It was recently National Teacher Appreciation Week, and many were busy recognizing their superhero teachers. Schools dedicate the week to their teachers, parents bustle about with flowers, handmade cards, and gift baskets. For me, though last week was an interesting reflection on how I define a teacher. During Teacher Appreciation Week I recalled my fourth-grade teacher, Ms. Frazier, who had me memorize Martin Luther King, Jr.’s “I Have a Dream Speech” decades before I would comprehend the true weight and meaning of the words. I fondly remembered my fifth-grade teacher, Mrs. Abelman, who transformed our language arts class with creativity-infused projects to introduce Sherlock Holmes and Greek Mythology.
But a series of events, including random encounters with my former teachers, unexpected emails from former students, and a community building event with our talented and dedicated community of medical educators, helped transform my definition of the week and challenged me to recognize and celebrate this week within our medical institutions.

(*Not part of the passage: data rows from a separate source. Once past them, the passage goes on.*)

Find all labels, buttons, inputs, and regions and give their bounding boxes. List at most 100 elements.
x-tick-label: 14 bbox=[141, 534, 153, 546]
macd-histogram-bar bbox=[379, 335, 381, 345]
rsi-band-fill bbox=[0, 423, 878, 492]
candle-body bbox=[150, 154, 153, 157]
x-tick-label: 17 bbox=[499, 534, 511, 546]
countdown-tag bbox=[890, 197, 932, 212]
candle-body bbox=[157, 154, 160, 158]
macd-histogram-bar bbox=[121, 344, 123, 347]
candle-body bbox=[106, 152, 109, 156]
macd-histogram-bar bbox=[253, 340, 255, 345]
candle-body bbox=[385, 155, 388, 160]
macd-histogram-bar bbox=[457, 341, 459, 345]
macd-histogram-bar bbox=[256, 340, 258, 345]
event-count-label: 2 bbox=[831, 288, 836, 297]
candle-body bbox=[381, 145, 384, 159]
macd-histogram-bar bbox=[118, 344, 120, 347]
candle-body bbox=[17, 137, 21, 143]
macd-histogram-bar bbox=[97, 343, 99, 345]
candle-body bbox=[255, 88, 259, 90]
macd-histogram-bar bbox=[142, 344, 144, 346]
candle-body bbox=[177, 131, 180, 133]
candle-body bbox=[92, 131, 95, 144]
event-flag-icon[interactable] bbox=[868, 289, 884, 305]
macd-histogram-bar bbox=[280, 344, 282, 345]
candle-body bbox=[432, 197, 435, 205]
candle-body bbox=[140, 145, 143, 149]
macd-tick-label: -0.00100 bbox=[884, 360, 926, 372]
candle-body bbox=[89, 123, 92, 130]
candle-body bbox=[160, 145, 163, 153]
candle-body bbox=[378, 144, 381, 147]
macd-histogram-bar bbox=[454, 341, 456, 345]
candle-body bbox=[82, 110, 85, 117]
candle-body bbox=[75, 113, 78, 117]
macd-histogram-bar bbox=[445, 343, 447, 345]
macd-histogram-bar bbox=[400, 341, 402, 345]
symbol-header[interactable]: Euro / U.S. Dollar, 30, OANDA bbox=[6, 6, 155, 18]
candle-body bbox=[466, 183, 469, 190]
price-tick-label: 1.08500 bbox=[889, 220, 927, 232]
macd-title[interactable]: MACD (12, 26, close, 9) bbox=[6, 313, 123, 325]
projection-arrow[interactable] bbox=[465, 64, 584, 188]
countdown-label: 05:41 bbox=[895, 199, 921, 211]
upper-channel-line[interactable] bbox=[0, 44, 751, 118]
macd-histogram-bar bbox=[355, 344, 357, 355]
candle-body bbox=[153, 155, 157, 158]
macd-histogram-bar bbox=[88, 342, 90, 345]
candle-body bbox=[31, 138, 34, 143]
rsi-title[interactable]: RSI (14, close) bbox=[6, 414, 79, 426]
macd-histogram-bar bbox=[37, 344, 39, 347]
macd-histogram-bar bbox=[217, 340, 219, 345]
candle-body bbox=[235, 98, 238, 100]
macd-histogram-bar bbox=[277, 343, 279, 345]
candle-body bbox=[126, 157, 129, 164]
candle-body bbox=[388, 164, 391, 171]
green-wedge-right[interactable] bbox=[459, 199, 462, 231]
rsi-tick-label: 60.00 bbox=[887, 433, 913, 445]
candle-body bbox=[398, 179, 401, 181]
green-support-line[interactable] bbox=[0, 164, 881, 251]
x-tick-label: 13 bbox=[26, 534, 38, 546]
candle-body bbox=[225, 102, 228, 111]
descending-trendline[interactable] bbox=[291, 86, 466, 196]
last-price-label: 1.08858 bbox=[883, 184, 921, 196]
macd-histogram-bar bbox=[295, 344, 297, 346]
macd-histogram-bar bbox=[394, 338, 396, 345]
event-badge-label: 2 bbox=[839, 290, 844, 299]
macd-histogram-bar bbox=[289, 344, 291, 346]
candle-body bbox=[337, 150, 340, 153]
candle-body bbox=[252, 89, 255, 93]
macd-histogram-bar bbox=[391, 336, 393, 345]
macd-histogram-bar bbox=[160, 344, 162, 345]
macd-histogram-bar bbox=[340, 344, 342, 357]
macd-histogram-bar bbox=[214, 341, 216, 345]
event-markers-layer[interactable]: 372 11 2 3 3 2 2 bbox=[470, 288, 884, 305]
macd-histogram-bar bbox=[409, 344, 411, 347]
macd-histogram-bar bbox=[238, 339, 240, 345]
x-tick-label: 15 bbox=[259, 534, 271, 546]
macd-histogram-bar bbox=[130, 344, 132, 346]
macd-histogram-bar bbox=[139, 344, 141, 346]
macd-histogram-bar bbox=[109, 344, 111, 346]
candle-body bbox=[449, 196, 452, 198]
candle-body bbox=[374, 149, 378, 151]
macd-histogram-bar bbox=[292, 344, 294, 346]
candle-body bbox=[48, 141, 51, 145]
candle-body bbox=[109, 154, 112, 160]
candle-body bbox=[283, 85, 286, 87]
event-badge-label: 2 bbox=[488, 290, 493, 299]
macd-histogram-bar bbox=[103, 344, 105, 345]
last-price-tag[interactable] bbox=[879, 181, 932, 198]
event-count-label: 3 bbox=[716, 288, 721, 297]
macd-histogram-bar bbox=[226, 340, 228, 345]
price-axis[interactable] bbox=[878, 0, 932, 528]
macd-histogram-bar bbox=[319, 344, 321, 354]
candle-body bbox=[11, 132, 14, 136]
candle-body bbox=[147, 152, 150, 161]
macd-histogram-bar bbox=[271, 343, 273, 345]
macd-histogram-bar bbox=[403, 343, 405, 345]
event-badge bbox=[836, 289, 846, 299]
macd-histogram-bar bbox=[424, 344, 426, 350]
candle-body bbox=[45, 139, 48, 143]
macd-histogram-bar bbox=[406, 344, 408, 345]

Physicians are among the most experienced learners in today’s world, having been exposed to more teachers than maybe any other profession. By my crude, back of the envelope estimates, the average high school graduate will have maybe 50 teachers by the time she graduates from high school: an average college grad, perhaps 100 to 120. But the average physician has upwards of 300 physician teachers by the time she completes her residency and at least another hundred when you include the nurses, social workers, respiratory therapists and pharmacists who contributed patiently to our long education. We need to extend our internal definitions of “teacher” and recognize those who shaped our medical education, not just our K-12 experience. Their life lessons and their impact upon us are profound.
The world of medicine is small and interconnected. We are probably only a few degrees of separation from our other physician colleagues, and we have been inspired by and mentored by the same dedicated teachers. Medicine is, in so many ways, a very long apprenticeship with many different master clinicians. As a profession, we rely upon one another for learning, growing, inquiring, questioning, answering, and reflecting.
Additionally, during our clerkships and residencies, we acquired a secret identity. Underneath the white coat and the stethoscope is … a teacher! It would be impossible in modern medicine to avoid this transformation, but it often goes unrecognized. Clinician-educator tracks can be difficult for academic success, with funding sources limited and promotion a struggle. Despite the advent of academies for medical educators at some U.S. medical schools, medical education can remain a low priority, possibly due to outdated historical structures in academics, unreliable funding, and service pressures. However, where academies exist, positive impacts have been seen on the organizational culture, including networking, learning teaching and influence of teachers to transform organizational culture.
Next year, in support of clinician-educators and the teaching superpower in us all, medical centers and medical schools should widely celebrate Teacher Appreciation Week. In shifting our definition of teacher to include our teachers of medicine, we can celebrate and recognize the myriad of individuals who shaped us on our long academic journey.